She wasn't my wife.
"If you were hiring addicts, I'd see it in the books. People don't pay our prices for the average girls up on a pole. Now can we be done? I've got to get to the club." My apparent lack of interest in the woman in the doorway seemed to only fuel him on.
"Something’s up, and I'll find out what. When I do, I'll be pissed you didn't tell me yourself."
"You need to relax, Vin." I slapped him on the shoulder as I made my way to the door. "I'll tell you what? Come over for dinner Monday and spend some time with Samara and I." Guilt flashed through me that I would be ambushing Samara with the conversation with her brother so soon, but with the risk of him poking around it seemed impossible to do anything else. Even putting it off until Monday seemed risky.
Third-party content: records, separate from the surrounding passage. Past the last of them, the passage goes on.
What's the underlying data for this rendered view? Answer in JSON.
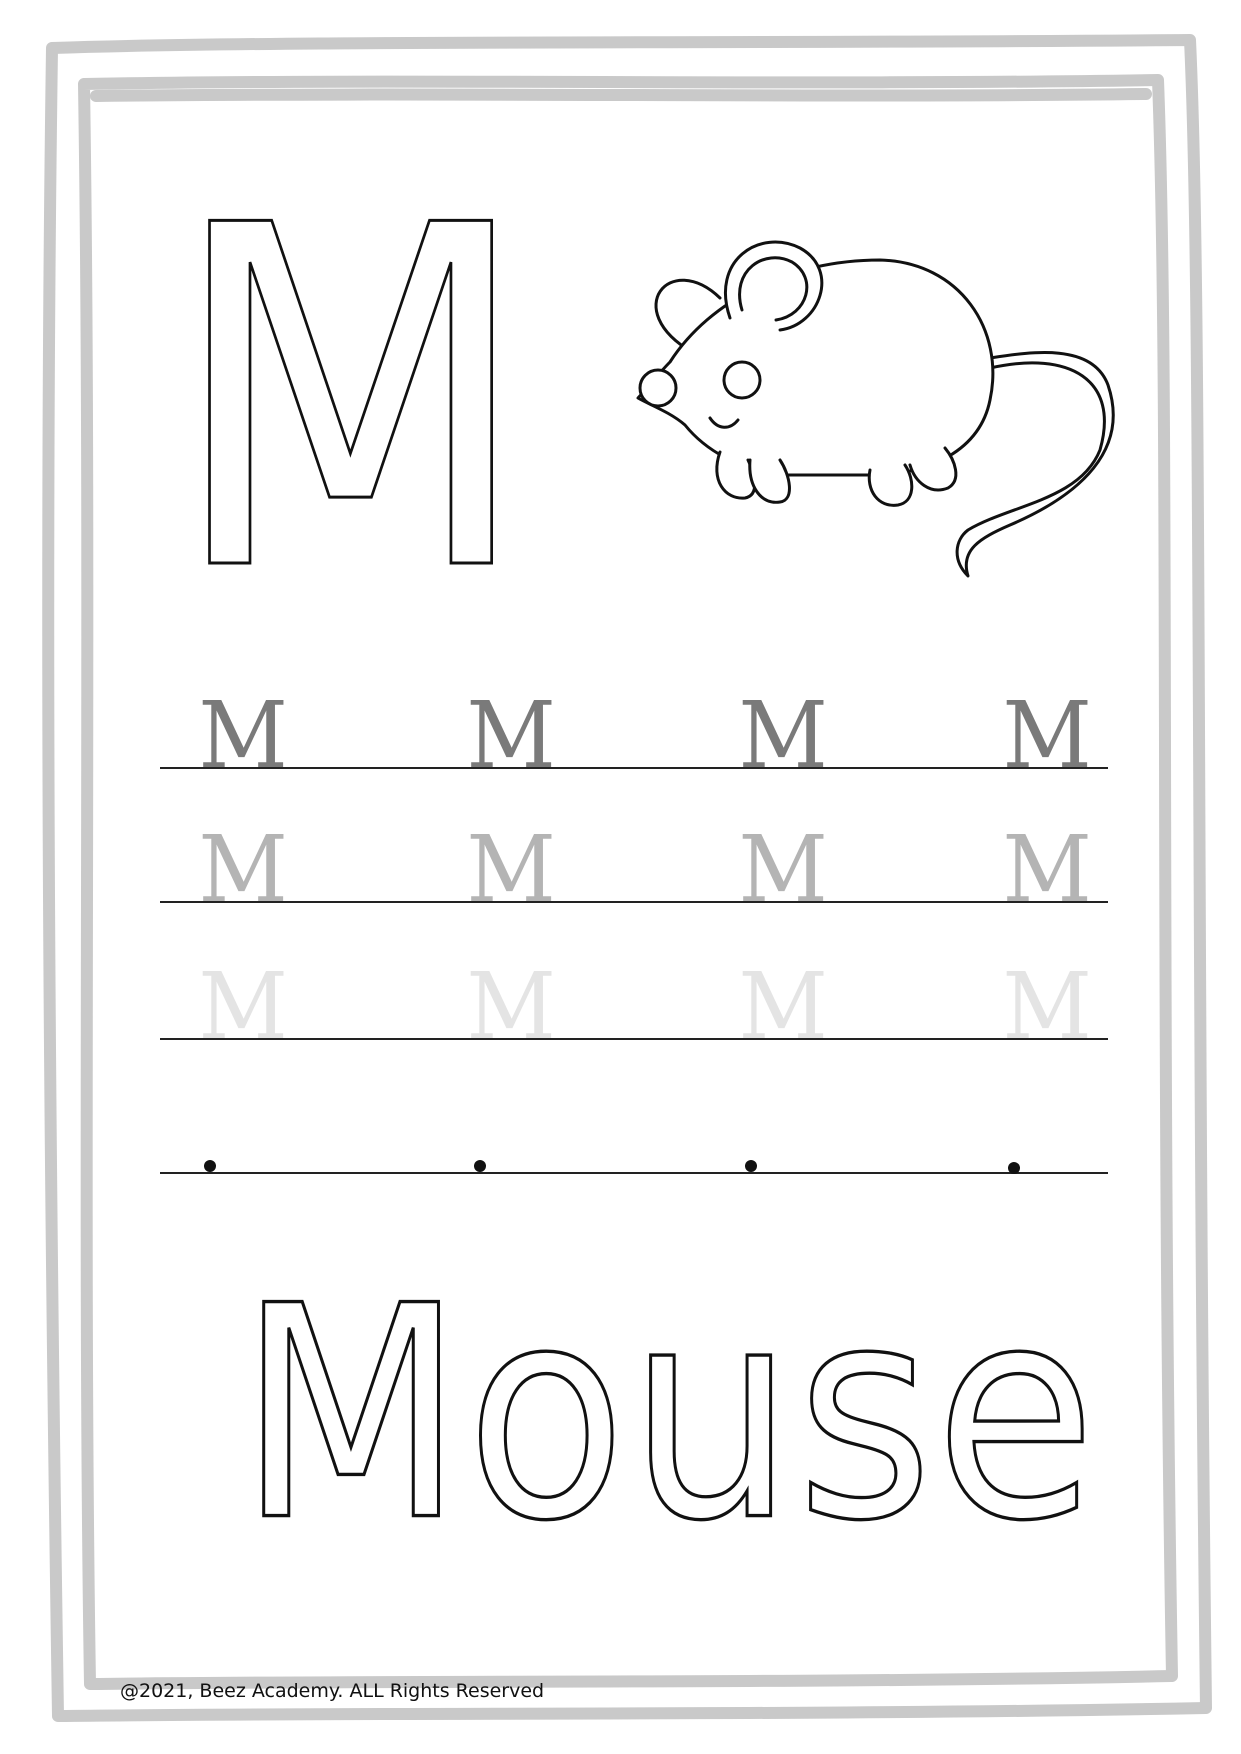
{
  "worksheet": {
    "letter": "M",
    "word": "Mouse",
    "trace_rows": [
      {
        "letters": [
          "M",
          "M",
          "M",
          "M"
        ],
        "color": "#7a7a7a"
      },
      {
        "letters": [
          "M",
          "M",
          "M",
          "M"
        ],
        "color": "#b4b4b4"
      },
      {
        "letters": [
          "M",
          "M",
          "M",
          "M"
        ],
        "color": "#e4e4e4"
      }
    ],
    "footer": "@2021, Beez Academy. ALL Rights Reserved"
  },
  "colors": {
    "frame": "#c9c9c9",
    "ink": "#111111"
  },
  "icons": [
    "mouse-illustration"
  ]
}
He really would be pissed if he heard it from any of the people who knew from the party at Indulgence.
"Fine," he sighed. "How is my sister?"
"She went back to work today. She's good, Vin. Really good. You'll see on Monday, I promise."
“And Connor?” he asked, glancing back at the girl in the doorway. She made no move to walk away or give us privacy, and I hoped to all Hell Yavin was being smart enough to keep the girls out of the business beyond what they did on stage.
“Ryker’s doing his best,” I reassured him, even if it grated on me. It had been over two weeks since he assaulted my woman, and there was nothing. No news, no trace of him whatsoever. He wasn’t smart enough to pull it off on his own, and I felt a sick worry that maybe he was already dead.
And I hadn’t been the one to pull the trigger.
“You better find him soon, Lino. If anything happens to her—”
“Believe me, I will do everything I can
to make sure I have the opportunity to make him scream the way she probably did.” With a last nod, I squeezed my way past the girl still standing in the doorway. Fishing my phone from my pocket, I texted Samara to let her know about Yavin's impromptu invite to dinner.
Already prepared for the hellcat that would unleash her fury if I told her in person when I surprised her by picking her up from work.
I wasn't afraid to admit that Samara's fury turned me on, but the last thing I wanted to do was tell Yavin I'd married his sister with a rock-hard cock.
My head dropped to my chest, annoyance leaking into my pores when the girl behind me spoke up. “Mr. Bellandi?” she asked, stepping toward me. “Your father is in one of the private rooms with a few of the other girls.”
“Has he hurt them?” I asked with an eyebrow raised. I kept my attention on her face, noting the way her wide eyes made her look too young to work at Tease. If I hadn’t had full trust in Yavin to keep to my guidelines, I might have questioned it. But while he preferred his women on the young side, he never ventured below the twenty-year-old mark.
“No, of course not,” she whispered in response, but I could see the way the gears turned in her head. The way she calculated one kind of man had to question if his father would harm his employees. It was only one of those moments when I realized just how fucked up my life had been. “He’s asking for you.”
“And the girls are just to occupy his time?” I asked, rolling my eyes. “Lead the way.”
We made our way down the hallway to the private rooms, and I hated every pulse of the music that sounded from behind the closed door at the end. I shouldn’t have expected any less than for my father to demand the party room for his private show.
When I flung the door open, the pounding music and flashing lights assaulted me immediately. Three of the girls I didn’t recognize surrounded the pole, winding their bodies around it and around each other in nothing but their lingerie.
With a sigh, I made my way to the control panel next to the door, stopping the deep beat immediately. All the girls froze in place, looking at me with wide eyes, but my father never turned his face away from the stage. “Get out,” I ordered, and the three of them hurried for the door without a moment of hesitation. It was good to see they remembered who authorized their paychecks.
Me. Not him.
He was nothing but a retired figurehead, a man who liked to see himself as the head of a family that no longer existed. That family had died with his brother, been replaced with the family that Matteo and I built from the ground up and filled with people who were loyal to us. People who would protect each other with our lives before seeing us harmed.
Everything a family should have been.
“Do you need something?” I asked as soon as the door closed behind them. I wouldn’t put it past my father to inform Yavin of my marriage if I gave any indication that Yavin didn’t already know, so I made sure to school my features when he finally turned to face me. I couldn’t let on that having him so close to Vin made my pulse skip with anxiety.
I owed it to Samara to give her the chance to be present when her brother found out, and I wouldn’t let my father take that from her.
“Are you pleased with yourself, boy?” he asked, standing from his seat in the front. The wide chair afforded the best lap dances.
“About what exactly?” I asked, even if I knew the answer, I wouldn’t give more than necessary. When it came to conversations with my father, less was more.
“Marrying that brat!” he hissed. “She has no place bearing my name. She doesn’t even have the dignity to look like she could pass for Italian.”